When it comes to sales, I have very little experience. Let me rephrase that: I have none. My career has been spent in either marketing or management roles.
But for the past couple of months I’ve found myself in a sales role at Puget Systems. We are a small company that builds high-end computers. A decked out system can often cost as much as a car, so it’s far from an impulse purchase. My job is to find out what the customer needs and see if we can build a system that meets those needs. Most people I can help. Some I can’t, and in those instances, I will direct them to a company that can.
After a back-and-forth discussion on Twitter with John Obeto I’m beginning to doubt that what I do has anything to do with sales, at least in the manner in which he describes.

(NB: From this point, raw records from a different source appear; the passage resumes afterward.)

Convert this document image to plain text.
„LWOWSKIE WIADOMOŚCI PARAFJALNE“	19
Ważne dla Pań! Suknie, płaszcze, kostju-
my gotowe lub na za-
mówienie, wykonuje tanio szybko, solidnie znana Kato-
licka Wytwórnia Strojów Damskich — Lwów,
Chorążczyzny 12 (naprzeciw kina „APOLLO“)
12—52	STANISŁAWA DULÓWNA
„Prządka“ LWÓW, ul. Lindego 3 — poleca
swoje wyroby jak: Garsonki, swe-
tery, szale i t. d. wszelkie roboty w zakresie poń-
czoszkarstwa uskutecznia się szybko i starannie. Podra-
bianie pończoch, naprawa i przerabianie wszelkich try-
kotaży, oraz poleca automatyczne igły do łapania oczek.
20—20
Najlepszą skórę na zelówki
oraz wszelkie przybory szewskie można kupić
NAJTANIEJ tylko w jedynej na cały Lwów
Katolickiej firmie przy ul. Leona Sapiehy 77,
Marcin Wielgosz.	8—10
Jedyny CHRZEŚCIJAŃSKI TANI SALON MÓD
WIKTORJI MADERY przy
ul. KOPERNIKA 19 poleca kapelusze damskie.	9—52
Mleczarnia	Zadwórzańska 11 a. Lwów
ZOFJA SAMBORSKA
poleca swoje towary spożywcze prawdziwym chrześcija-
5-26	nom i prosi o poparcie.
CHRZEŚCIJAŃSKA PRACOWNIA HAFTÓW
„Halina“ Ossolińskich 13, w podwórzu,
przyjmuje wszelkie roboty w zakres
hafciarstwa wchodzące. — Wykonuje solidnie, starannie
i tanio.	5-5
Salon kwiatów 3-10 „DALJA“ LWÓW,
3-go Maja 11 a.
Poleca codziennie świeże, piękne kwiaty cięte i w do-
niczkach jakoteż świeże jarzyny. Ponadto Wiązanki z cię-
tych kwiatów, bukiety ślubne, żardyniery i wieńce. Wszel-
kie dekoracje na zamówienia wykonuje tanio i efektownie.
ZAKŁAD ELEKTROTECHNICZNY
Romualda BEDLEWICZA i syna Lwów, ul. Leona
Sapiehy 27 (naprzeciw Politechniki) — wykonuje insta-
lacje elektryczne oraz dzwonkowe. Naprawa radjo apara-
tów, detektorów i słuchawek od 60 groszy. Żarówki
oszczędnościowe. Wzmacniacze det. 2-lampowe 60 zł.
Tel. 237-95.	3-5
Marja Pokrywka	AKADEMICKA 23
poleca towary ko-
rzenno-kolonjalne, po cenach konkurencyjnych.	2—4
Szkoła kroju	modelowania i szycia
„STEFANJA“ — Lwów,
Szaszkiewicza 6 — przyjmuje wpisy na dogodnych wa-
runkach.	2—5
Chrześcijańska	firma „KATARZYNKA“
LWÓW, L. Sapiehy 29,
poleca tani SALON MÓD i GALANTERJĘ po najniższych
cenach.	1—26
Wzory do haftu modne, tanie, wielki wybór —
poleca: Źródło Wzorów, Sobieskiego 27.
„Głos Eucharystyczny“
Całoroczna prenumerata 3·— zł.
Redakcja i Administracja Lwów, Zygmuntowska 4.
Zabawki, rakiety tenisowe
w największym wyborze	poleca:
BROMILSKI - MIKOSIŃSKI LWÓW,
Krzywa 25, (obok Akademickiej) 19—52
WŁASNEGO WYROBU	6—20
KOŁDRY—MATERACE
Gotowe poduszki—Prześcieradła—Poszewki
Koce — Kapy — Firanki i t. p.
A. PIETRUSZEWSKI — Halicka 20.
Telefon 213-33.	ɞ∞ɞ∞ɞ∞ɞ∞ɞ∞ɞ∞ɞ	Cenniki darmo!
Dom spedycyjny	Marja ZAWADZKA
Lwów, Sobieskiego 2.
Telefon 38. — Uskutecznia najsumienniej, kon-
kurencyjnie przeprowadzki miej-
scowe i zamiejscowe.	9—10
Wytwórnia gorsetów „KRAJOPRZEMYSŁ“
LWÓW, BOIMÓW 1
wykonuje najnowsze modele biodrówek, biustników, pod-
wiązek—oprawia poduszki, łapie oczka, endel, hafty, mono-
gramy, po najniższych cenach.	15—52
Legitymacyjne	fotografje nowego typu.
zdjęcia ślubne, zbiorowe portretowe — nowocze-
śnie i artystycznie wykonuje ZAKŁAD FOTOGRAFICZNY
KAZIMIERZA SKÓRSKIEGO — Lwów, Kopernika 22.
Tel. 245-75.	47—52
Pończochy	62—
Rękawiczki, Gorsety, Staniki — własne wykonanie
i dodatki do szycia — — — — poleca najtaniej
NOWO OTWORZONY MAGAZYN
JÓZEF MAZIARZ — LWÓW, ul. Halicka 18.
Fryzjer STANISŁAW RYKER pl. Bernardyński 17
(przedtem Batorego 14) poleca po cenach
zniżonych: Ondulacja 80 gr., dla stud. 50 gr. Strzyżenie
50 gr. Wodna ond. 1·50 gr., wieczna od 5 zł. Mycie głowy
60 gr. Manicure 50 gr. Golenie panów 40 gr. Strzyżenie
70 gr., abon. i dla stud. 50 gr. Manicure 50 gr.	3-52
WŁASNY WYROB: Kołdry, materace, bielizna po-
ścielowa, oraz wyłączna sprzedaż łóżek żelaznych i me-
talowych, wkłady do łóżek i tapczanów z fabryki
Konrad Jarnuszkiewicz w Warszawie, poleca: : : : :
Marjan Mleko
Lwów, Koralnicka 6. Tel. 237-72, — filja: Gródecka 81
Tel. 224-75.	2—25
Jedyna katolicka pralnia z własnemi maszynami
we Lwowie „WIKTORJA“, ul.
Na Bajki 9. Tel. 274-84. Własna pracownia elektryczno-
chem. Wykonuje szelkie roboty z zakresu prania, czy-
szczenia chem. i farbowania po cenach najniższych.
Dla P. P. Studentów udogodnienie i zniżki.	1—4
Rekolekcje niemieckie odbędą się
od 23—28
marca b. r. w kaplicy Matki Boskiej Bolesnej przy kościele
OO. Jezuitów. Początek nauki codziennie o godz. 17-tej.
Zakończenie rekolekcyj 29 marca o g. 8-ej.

The discussion started when I questioned Microsoft’s recent move to pay retail sales staff to recommend Windows Phones. Subsequent news reports have used words such as incentivize, subsidize, or commission in place of pay, but let’s call it what it is.
If you walk into an AT&T, Verizon, Sprint or T-Mobile store looking for a new phone, would you want to know if the sales person is being paid a kickback for each Windows Phone he or she sales? I believe such kickbacks erode trust in not only the sales person but the brand. Microsoft is reportedly putting up a $200 million bounty to encourage sales of their oft admired but slow selling smartphones. Nokia will also get in the action, tossing at least another $100 million into the pot.
I speak to people each day who are trying to make sense of the PC industry. Many are downright frustrated with the focus on technical specs, hype and buzzwords that do nothing but confuse the average PC buyer. When they ask for assistance, they are putting their trust in me to cut through the crap and help them make an informed decision. It would be foolish of me to take that trust for granted.
But what if Nvidia decided to “incentivize” me to recommend their video cards to every gamer who walked through our doors? If I were working with you to select a new gaming PC is that something you’d like to know beforehand?
Luckily, I don’t have to decide between taking a bribe and doing what’s best for our customers. Not once have I been told to sell a certain brand or model, or convince customers to upgrade to more expensive components they don’t need. John calls such incentives “customary practice” in electronics retail, but that’s not encouraging given my experience at Best Buy. I wonder if Circuit City and Ultimate Electronics also followed that customary practice?
Gartner just released their latest report on PC shipments which were down nearly 6% in the 4Q of 2011. Yet we are experiencing record growth, and I attribute much of that to how we treat our customers. That trust leads to personal recommendations and return customers.
Yes, I earn a wage, but it’s not tied to selling a specific model or brand and I can’t imagine a scenario where anyone in sales would be allowed to take a kickback from a supplier. My job is to take care of the customer the best way I can. I’m given an incredible amount of leeway to interpret what the means. Most of my day is spent educating customers. If I’m lucky, I will have gained their trust and put them in a better position to make an informed decision.
But I work my butt off to earn that trust, and the thought of trading that trust for a few bucks is mind boggling. That John refers to us “salesdrones” tells me all I need to know as I strive to change that perception.